Quezon doubts Ople’s report, however, saying that Malacañang is consulting with the Department of Foreign Affairs (DFA) “to get an independent verification published.”
“As you would know from a journalistic—even in journalistic practice, we would need more than one source,” Quezon told the government-run dzRB radio station in a Saturday broadcast.
“So, of course, this is a matter of highest concern if true, and therefore, we should expect a response from the Department of Foreign Affairs within a couple of days,” he added.
Ople also said her group has received reports that some other OFWs in Najran are now seeking relocation to other areas in Saudi Arabia that remain peaceful.
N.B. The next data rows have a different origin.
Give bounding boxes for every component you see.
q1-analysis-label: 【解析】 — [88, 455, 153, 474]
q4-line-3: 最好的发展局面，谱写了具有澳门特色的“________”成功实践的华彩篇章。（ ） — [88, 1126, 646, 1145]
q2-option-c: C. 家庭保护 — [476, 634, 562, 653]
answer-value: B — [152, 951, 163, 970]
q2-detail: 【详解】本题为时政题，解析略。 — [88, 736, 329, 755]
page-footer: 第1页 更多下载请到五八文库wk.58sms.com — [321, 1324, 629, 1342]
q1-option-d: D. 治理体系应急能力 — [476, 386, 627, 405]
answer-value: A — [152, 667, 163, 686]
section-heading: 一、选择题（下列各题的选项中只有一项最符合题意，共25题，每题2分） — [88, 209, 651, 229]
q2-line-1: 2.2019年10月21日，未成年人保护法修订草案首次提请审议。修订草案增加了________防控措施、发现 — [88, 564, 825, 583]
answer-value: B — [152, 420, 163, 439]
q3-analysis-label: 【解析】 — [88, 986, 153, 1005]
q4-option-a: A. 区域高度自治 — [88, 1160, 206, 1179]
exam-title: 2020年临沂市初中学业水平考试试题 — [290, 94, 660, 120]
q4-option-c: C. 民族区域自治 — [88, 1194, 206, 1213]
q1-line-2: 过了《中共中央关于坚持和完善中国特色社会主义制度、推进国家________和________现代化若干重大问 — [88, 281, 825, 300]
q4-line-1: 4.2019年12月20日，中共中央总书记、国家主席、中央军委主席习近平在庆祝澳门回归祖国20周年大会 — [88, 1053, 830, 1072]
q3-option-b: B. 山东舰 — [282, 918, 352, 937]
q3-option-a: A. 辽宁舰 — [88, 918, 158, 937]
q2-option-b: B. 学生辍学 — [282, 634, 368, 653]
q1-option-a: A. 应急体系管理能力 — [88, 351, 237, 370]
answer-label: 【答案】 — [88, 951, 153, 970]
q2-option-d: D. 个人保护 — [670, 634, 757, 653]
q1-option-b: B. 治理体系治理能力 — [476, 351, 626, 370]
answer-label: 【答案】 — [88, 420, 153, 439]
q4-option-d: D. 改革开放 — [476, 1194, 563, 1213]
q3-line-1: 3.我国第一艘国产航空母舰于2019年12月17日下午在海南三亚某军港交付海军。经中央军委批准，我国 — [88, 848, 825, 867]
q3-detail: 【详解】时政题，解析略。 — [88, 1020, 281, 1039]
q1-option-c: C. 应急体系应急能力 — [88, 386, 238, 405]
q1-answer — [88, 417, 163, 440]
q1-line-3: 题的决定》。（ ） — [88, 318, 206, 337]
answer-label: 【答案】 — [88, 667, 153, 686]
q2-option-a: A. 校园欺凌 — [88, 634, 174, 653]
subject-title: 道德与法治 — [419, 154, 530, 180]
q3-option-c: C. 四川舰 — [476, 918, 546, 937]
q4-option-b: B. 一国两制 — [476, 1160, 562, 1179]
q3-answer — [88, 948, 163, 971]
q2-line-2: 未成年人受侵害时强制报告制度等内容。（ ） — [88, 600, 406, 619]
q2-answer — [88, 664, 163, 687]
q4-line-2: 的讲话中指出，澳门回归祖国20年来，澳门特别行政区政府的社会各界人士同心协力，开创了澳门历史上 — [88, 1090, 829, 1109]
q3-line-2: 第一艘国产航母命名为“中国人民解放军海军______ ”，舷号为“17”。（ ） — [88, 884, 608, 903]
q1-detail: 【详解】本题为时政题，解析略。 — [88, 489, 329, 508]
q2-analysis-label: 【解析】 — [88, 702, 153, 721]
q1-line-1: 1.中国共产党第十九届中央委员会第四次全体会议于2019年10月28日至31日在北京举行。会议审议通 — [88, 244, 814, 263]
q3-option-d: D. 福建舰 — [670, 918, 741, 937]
Quoting information sourced to some workers from Najran, Ople has said about 5,000 Filipinos in the city in Southwestern Saudi Arabia near the border of Yemen have become vulnerable to the daily bombings which have increased from 15 to 80, including those carried out at nights as the Saudi Army and Yemeni rebels intensify their attacks.
She then urged the Philippine government to ban new hires from heading to Najran due to the city’s deteriorating security situation.
“We call on the Department of Foreign Affairs and the Philippine Overseas Employment Administration to work jointly and fast in declaring Najran a no-deployment zone, given the ongoing hostilities in the area,” Ople said. The former labor undersecretary is running for a Senate seat in the 2016 Philippine elections.
She also asked the DFA and the Department of Labor and Employment to provide assistance to four OFWs who are based in Najran and now seeking repatriation.
Ople said their employer has agreed to let them go home to the Philippines on the condition that they reimburse the company $1,500 (P70,668) each to cover the cost of their recruitment.